According to a study pulled by the Arizona Center for Investigative Reporting, McGee voted with a majority of Democrats 52% of the time, but she still voted more often with her own party.

==Elections==
- 2018: McGee won re-election by a slim margin in a tightly contested race.
- 2012: Redistricted to District 28 with Democratic incumbent Representative Eric Meyer, incumbent Republican Representative Amanda Reeve redistricted from District 6, and with incumbent Democratic Representatives Steve Farley running for Arizona Senate and Bruce Wheeler redistricted to District 10, Brophy McGee and Reeve were unopposed for the August 28, 2012 Republican Primary; Brophy McGee placed first with 17,971 votes, and Representative Reeve placed second. Brophy McGee and Representative Meyer won the four-way November 6, 2012 General election, with Brophy McGee taking the first seat with 46,225 votes and Democratic Representative Meyer taking the second seat ahead of Representative Reeve and Libertarian James Ianuzzo, a perennial candidate who had run for House seats in 2004, 2006, 2008, and 2010.

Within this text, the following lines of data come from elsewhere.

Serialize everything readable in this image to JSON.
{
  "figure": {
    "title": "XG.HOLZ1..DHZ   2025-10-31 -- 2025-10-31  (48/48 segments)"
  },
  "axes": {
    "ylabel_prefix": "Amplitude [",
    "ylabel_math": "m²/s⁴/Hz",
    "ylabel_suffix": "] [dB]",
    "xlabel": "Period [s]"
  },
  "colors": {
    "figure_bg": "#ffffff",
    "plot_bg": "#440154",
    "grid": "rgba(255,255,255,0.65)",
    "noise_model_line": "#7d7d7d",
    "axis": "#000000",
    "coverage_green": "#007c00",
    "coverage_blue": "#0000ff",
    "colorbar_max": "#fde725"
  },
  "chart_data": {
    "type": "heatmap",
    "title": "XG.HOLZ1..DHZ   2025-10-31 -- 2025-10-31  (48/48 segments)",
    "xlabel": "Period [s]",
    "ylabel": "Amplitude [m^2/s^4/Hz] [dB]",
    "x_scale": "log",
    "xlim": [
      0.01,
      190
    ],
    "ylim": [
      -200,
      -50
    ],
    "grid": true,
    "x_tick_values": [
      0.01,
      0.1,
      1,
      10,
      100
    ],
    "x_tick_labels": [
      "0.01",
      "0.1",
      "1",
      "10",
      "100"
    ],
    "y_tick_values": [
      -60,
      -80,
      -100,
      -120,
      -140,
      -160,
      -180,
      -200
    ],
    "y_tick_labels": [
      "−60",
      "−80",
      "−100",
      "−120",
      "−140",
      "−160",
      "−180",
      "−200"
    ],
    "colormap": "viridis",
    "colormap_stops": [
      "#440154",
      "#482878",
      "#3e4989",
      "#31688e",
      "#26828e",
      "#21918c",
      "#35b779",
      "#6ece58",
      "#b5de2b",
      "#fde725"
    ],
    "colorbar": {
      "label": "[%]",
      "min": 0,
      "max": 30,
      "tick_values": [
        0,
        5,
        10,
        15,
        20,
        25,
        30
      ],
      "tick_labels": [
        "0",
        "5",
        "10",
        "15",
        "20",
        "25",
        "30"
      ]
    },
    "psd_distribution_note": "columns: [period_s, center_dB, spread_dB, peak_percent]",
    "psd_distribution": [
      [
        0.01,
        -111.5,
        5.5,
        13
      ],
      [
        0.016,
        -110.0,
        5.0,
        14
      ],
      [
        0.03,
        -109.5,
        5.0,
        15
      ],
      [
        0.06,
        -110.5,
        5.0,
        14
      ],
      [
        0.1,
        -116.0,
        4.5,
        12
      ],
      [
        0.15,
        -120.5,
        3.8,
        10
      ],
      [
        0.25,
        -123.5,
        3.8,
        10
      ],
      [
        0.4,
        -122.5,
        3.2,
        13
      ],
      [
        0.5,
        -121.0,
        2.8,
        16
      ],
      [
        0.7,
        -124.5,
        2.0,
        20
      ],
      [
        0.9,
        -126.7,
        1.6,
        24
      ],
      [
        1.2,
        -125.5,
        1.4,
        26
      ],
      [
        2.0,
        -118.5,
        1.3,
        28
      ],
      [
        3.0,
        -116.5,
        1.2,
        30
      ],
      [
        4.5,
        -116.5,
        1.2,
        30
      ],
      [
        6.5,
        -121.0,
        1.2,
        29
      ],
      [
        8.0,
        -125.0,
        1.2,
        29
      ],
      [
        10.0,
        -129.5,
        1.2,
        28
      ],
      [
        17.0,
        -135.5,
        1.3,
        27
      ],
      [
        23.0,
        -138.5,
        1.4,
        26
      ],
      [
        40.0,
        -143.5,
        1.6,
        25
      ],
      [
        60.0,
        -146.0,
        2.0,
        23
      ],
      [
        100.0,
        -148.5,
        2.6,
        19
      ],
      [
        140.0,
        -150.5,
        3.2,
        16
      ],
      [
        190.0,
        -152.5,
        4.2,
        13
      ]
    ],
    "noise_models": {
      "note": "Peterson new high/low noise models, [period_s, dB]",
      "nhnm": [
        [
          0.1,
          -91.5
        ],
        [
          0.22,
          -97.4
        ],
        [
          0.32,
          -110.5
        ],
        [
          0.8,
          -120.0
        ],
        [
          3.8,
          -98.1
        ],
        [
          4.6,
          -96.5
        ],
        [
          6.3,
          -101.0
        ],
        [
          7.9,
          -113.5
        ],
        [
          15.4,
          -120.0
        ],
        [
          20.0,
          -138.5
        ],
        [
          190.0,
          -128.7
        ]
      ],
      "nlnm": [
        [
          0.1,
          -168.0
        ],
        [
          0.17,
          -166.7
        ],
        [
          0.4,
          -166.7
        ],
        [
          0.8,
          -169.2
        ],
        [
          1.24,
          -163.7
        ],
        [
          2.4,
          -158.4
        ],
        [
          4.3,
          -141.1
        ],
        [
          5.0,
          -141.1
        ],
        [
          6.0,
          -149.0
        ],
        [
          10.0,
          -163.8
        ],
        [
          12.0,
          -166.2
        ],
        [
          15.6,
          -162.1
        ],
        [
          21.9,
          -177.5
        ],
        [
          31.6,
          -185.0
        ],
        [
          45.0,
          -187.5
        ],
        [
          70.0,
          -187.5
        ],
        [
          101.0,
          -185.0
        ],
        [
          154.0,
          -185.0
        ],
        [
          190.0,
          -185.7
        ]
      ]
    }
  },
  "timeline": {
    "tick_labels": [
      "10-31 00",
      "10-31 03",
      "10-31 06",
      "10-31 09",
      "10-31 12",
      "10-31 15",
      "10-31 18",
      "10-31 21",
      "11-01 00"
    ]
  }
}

- 2010: When Republican Representative Adam Driggs ran for Arizona Senate and left the District 11 seat open, Brophy McGee ran in the five-way August 24, 2010 Republican Primary, placing first with 11,155 votes; in the three-way November 2, 2010 General election, Brophy McGee took the first seat with 32,589 votes, and incumbent Democratic Representative Eric Meyer took the second seat ahead of Republican nominee Eric West.